Using a strong LLM to evaluate outputs at scale for tasks where "correct" is not binary. Modes: criteria-based (score against a rubric), pairwise (which is better?), reference-based (compare to gold answer). Reliable for relative comparisons; less reliable for absolute scores.


Tricky / Edge Cases

Q: Why does adding "Let's think step by step" work even with no examples?
Instruction-tuned models were trained on step-by-step reasoning data. The trigger phrase activates that pattern without needing examples. The intermediate tokens serve as working memory for multi-step problems.

Q: A model correctly identifies the answer in its reasoning but gives the wrong final answer. What happened?
The model may have reached the correct intermediate conclusion but then "overrode" it with a more probable completion — the final answer token prediction was pulled toward a different pattern in the training distribution. Fix: use answer extraction prompts ("Based on your reasoning above, the final answer is:") or few-shot examples showing correct answer extraction.
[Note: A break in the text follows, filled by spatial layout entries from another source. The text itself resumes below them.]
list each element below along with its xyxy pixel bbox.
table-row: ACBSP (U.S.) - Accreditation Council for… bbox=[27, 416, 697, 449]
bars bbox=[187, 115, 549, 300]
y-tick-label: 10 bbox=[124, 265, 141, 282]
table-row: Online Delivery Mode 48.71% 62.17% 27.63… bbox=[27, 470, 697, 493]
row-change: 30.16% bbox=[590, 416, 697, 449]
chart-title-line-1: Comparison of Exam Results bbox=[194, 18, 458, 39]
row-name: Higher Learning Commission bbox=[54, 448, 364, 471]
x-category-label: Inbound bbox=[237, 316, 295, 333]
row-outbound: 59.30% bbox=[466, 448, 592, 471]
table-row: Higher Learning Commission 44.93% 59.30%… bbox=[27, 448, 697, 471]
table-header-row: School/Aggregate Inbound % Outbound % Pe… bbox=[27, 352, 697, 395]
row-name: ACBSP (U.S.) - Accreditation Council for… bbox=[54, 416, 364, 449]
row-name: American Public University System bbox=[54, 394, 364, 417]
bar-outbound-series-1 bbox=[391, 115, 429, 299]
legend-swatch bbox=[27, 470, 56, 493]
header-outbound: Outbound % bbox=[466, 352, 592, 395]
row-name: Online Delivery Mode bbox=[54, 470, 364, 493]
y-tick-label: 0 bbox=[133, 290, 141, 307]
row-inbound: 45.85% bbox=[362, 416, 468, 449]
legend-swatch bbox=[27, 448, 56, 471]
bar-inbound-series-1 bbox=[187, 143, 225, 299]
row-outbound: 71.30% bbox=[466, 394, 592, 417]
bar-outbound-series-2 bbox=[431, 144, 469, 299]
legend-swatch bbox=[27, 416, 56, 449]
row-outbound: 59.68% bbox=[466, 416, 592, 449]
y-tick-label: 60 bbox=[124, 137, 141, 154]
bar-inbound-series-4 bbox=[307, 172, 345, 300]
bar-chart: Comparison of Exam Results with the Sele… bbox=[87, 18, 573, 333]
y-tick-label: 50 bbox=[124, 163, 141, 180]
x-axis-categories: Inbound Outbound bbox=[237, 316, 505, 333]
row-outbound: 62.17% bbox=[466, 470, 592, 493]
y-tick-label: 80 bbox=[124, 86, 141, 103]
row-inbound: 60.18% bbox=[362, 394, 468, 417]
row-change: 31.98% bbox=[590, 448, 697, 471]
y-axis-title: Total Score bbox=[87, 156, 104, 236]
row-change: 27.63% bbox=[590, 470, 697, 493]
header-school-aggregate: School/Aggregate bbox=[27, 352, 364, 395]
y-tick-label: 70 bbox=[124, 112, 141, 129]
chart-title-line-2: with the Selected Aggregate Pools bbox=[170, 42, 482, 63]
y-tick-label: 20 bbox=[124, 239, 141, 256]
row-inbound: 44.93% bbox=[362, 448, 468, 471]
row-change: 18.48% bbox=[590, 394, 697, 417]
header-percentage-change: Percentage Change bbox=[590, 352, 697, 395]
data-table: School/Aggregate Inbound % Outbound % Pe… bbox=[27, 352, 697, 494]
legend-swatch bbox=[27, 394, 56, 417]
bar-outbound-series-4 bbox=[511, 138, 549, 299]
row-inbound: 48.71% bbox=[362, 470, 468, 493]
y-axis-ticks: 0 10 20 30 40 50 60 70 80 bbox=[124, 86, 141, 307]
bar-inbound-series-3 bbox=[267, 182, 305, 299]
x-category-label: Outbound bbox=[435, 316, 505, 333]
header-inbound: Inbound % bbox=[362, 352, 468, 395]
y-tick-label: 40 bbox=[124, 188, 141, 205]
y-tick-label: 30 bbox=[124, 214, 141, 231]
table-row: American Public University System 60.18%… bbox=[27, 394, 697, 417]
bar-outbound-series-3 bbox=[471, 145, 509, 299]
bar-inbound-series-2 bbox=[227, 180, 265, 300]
Q: Why might an adversarial user provide a very long input to a RAG-augmented chatbot?
To push the system prompt and retrieved context into the "middle" of the context window, reducing the model's attention to them. A very long user-supplied document can effectively bury safety instructions and retrieved context, potentially making the model more susceptible to injection or hallucination. Mitigation: enforce input length limits; always place system instructions at the top of the context.

Q: What does it mean for a prompt to "overfit" to a test set?
The prompt was optimized (manually or automatically) to perform well on specific test examples but fails on novel inputs from the production distribution. Signs: very high eval accuracy but significant production accuracy drop; the prompt contains very specific references to patterns in the test set. Prevention: use a held-out test set that is not accessible during prompt development, and monitor production accuracy independently.

Q: Is prompt engineering still relevant with reasoning models?
Yes — it evolves. Reasoning models don't need CoT instructions, but still require: clear task framing (what counts as success), output format specification, context quality, evaluation, security, and cost optimization. The "tell the model how to think" part shrinks; the "define what you want and measure if you got it" part remains and may grow.